Heterogeneous liquid–solid melt pools in EB-PBF of porous inconel 625/BNi-2: A general strategy for strength–permeability synergy in mixed-melting powder systems

Abstract

To enhance tensile strength and functionality while maintaining porosity for transpiration cooling, this study introduces NiCrSiB (BNi-2) powder into the electron beam powder bed fusion (EB-PBF) process. By integrating beam defocusing, porous Inconel 625 alloys with uniform, interconnected micron-scale pores were fabricated. Comprehensive analyses of morphology, porosity, microstructure, mechanics, and permeability were conducted, with comparisons to BNi-2-free and powder metallurgy (PM) counterparts. BNi-2 improved pore uniformity, approaching PM quality. Lower line energy increased pore density and spatial uniformity. A quantitative multi-scale link between porosity, pore shape, and tensile strength was established, revealing that "low beam current + high scan speed" defines a highly sensitive and efficient process window, where small parameter changes can trigger functional shifts.
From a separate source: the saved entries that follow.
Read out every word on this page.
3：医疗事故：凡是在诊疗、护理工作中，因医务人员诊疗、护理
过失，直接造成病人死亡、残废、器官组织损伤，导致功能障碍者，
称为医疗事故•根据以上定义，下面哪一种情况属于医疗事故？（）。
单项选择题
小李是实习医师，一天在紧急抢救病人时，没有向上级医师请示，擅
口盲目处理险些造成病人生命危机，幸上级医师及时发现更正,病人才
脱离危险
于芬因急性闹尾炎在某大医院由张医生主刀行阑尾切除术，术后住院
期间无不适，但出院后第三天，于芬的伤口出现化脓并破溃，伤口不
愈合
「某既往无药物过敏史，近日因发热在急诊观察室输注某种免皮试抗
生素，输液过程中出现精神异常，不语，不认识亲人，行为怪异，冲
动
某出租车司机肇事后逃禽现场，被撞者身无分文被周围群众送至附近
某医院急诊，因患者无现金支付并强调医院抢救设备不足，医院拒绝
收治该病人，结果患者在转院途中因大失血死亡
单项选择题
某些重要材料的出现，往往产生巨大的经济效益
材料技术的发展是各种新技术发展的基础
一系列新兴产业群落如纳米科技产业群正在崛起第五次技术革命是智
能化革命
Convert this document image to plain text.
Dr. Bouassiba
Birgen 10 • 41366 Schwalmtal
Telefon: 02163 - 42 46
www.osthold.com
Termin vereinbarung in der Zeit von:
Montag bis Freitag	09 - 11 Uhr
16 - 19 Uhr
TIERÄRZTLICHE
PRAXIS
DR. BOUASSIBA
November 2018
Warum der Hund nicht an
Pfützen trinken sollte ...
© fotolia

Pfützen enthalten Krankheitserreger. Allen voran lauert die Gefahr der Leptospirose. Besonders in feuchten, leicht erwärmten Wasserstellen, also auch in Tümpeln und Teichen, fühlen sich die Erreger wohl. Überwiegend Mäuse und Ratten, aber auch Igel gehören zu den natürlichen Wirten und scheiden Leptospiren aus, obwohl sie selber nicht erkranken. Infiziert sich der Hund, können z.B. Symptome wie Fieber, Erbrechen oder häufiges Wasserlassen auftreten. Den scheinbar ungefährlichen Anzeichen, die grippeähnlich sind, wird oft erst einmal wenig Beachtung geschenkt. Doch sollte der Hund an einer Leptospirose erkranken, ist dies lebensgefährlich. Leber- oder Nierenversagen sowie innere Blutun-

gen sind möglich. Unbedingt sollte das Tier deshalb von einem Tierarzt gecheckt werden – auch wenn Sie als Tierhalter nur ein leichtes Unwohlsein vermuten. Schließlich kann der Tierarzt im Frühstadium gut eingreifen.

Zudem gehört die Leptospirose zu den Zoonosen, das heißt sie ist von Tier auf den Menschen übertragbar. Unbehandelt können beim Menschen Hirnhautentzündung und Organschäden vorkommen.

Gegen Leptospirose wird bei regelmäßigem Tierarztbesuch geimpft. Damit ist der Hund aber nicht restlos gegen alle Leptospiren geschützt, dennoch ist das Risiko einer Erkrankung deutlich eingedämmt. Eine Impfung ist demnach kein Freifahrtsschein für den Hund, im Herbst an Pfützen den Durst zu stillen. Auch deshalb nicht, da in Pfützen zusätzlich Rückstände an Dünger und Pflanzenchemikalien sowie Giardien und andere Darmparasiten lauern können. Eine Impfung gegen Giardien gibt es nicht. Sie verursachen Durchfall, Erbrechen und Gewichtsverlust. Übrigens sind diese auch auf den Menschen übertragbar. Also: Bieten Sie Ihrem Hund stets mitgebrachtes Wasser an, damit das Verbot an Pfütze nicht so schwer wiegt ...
Melt pool calculations revealed a stable heterogeneous state with liquid–solid coexistence, forming four zones: unmelted and partially melted powder zone (UMP/PMP), melted BNi-2 zone (MBZ), melted Inconel 625 zone (MIZ), and mixed MBZ&MIZ zone (MIX), driven by heterogeneous melting and Cr, Mo, Si, B segregation. BNi-2 raised tensile strength to 166 MPa at 27 % porosity (277 % higher than EB-PBF baseline), and 80 MPa at 33 % porosity—142 % and 33 % higher than BNi-2-free and PM samples. Isotropic permeability reached 4.32–4.55 d (124 % of PM). This study achieved bidirectional optimization of structure and performance, and established a novel mechanism identification pathway and parameter design criterion applicable to the EB-PBF fabrication of porous metals. It provides a valuable and generalizable reference for structure–function synergistic regulation across different alloy systems.